Which of these files are most relevant? Return a JSON array of file paths.
Files:
{summary_list}"""
}]
)
# Extract JSON array from response
import re
match = re.search(r'[.*?]', response.content[0].text, re.DOTALL)
if match:
return json.loads(match.group())
return []
Strategy 4: Log tail, not full log
When debugging with Claude, you almost never need the entire log file. Send the last 200 lines around the error:
# Extract the relevant portion of logs
# 50 lines before first ERROR, everything after
grep -n "ERROR" app.log | head -1 | awk -F: '{print $1}' | xargs -I{} awk 'NR>={}-50' app.log | head -200 | claude "What's causing this error?"

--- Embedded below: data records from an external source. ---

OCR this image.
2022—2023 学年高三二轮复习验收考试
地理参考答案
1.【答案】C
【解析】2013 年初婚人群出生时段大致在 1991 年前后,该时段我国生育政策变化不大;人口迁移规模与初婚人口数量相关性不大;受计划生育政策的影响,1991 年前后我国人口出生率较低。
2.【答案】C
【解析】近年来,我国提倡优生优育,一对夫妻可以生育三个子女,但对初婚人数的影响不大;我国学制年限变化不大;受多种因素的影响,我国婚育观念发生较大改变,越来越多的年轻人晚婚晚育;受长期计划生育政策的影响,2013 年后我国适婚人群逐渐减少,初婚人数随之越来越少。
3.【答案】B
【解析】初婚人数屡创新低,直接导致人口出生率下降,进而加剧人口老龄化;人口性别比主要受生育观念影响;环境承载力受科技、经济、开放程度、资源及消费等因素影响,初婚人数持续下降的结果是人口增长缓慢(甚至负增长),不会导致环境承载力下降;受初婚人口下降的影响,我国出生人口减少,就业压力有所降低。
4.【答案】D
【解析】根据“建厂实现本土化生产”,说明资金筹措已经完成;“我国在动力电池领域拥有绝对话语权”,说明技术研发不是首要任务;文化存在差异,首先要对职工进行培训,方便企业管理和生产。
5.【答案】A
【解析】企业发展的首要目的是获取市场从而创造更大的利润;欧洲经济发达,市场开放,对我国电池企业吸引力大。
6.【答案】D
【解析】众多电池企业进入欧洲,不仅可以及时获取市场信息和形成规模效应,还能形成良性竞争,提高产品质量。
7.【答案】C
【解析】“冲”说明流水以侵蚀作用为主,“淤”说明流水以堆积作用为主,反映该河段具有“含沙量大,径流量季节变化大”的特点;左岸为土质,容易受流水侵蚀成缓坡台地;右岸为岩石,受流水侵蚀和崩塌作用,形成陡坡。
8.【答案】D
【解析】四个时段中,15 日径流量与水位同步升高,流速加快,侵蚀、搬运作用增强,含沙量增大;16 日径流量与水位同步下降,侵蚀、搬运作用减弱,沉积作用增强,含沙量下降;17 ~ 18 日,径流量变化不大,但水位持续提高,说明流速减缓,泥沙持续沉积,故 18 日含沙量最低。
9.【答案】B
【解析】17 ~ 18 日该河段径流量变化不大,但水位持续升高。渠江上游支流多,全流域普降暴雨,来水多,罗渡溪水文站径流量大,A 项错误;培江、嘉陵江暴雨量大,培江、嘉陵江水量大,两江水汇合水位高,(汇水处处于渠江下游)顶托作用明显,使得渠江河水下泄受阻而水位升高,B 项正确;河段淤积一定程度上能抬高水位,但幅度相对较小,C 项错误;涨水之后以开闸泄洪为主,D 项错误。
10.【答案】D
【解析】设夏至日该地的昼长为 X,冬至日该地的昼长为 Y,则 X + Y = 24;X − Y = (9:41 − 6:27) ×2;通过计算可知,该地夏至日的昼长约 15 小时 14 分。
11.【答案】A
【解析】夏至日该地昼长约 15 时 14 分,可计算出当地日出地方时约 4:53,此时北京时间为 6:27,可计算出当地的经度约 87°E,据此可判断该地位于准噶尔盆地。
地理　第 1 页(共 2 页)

The mental model that changed everything
I stopped thinking "what should I give Claude?" and started thinking "what is the minimum context needed to answer this specific question?" Usually the answer is: the function being changed (50-100 lines), its direct imports (50-200 lines), the relevant test (50-100 lines), and maybe a schema snippet if it touches the database. That is under 500 lines for most code questions — less than 2% of what a naive "send the whole codebase" approach would use.
Better context curation also produces better answers. When Claude gets a focused, well-structured context, it can reason about the specific problem rather than summarizing a large input.